3. Les constructions non référentielles et la référence poétique

Dans les “ Sept Parcelles de Luberon ”, les quatre premières strophes s’achèvent sur une apostrophe, soulignée dans la troisième strophe par la présence de l’interjection élégiaque “ ô ” :

‘Couchés en terre de douleur,
Mordus des grillons, des enfants,
Tombés de soleils vieillissants,
Doux fruits de la Brémonde.

Dans un bel arbre sans essaim,
Vous languissez de communion,
Vous éclatez de division,
Jeunesse, voyante nuée.

Ton naufrage n’a rien laissé
Qu’un gouvernail pour notre cœur,
Un rocher creux pour notre peur,
Ô Buoux, barque maltraitée !

Tels des mélèzes grandissants,
Au-dessus des conjurations,
Vous êtes le calque du vent,
Mes jours, muraille d’incendie.



C’était près. En pays heureux.
Elevant sa plainte au délice,
Je frottai le trait de ses hanches
Contre les ergots de tes branches,
Romarin, lande butinée.

[...] 222

Plusieurs constructions donnent au nom dépourvu d’article une valeur intensionnelle : les appositions, qui complètent les apostrophes, et certains compléments du nom. L’association d’une apostrophe et d’une apposition reflète le dynamisme du mouvement d’abstraction : l’apostrophe, par sa forte valeur référentielle, ancre l’énoncé dans la réalité, puis l’apposition, en revanche non référentielle, permet au poème de décoller de la réalité tout en lui restant liée. Le terme en apposition prédique, mais il n’établit pas une identification. Il qualifie en donnant des propriétés au référent qu’il complète : les termes apposés aux apostrophes, “ nuée ”, “ barque ”, “ lande ” et surtout “ muraille d’incendie ”, ouvrent la perception de la réalité à un imaginaire qui lui emprunte ses formes. Comme dans “ Sur le tympan d’une église romane ”, l’apposition n’est pas la recherche d’un terme définitionnel par hyperonymie, à un niveau conceptuel plus élevé : elle est la recherche d’une correspondance sensible à même de faire saisir l’essence des éléments du paysage.
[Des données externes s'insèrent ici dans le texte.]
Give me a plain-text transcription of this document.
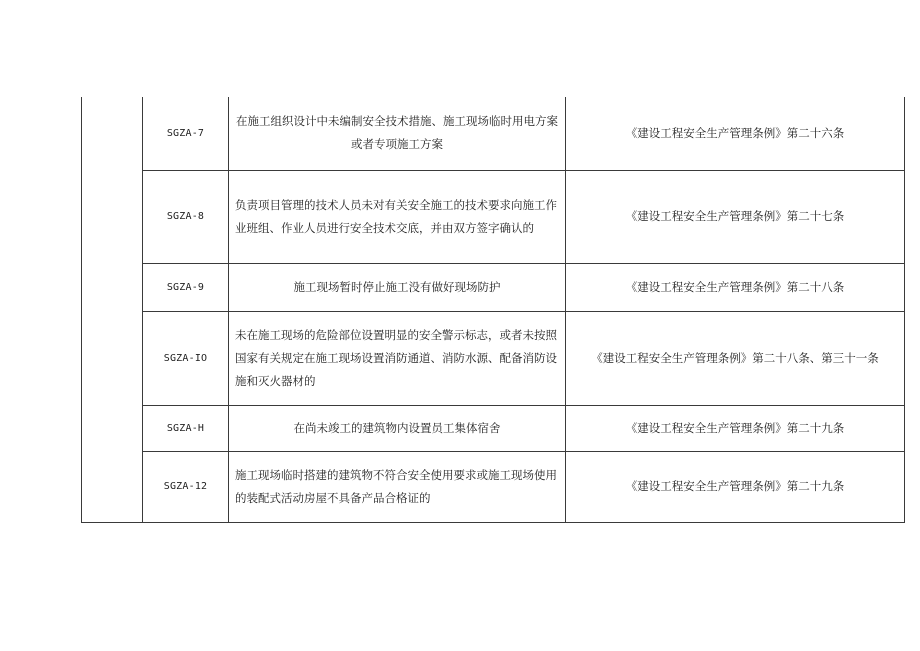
	SGZA-7	在施工组织设计中未编制安全技术措施、施工现场临时用电方案或者专项施工方案	《建设工程安全生产管理条例》第二十六条
	SGZA-8	负责项目管理的技术人员未对有关安全施工的技术要求向施工作业班组、作业人员进行安全技术交底，并由双方签字确认的	《建设工程安全生产管理条例》第二十七条
	SGZA-9	施工现场暂时停止施工没有做好现场防护	《建设工程安全生产管理条例》第二十八条
	SGZA-IO	未在施工现场的危险部位设置明显的安全警示标志，或者未按照国家有关规定在施工现场设置消防通道、消防水源、配备消防设施和灭火器材的	《建设工程安全生产管理条例》第二十八条、第三十一条
	SGZA-H	在尚未竣工的建筑物内设置员工集体宿舍	《建设工程安全生产管理条例》第二十九条
	SGZA-12	施工现场临时搭建的建筑物不符合安全使用要求或施工现场使用的装配式活动房屋不具备产品合格证的	《建设工程安全生产管理条例》第二十九条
L’absence de déterminant, assez rare, n’empêche cependant pas l’actualisation de se réaliser. Les cas d’absence de déterminant mettent au contraire en évidence l’originalité du rapport à la réalité : soit il passe par l’identification d’un référent particulier dans la situation d’énonciation, garante d’un fort ancrage dans la réalité, soit il permet précisément que l’absence d’identification d’un référent particulier ouvre largement l’extensité du nom à tous ses référents possibles, ouverture qui réussit une généralisation propice à l’abstraction. De plus, si le poème fait un détour par l’imaginaire, c’est pour mieux approcher la réalité, par l’émotion et la sensation. La poésie de René Char est fortement liée au monde, elle en désigne précisément des objets et reste réfractaire à ce qui est d’emblée intelligible, sans passer par une incarnation sensible. Le poème charien n’a rien du poème “moderne” selon Roland Barthes. Les noms sont généralement actualisés, ils ont une extensité. Leur emploi référentiel est en effet le garant d’une liaison indispensable avec la réalité.

Notes
222.

“ Sept parcelles de Luberon ”, Le Nu perdu, O. C., p. 421.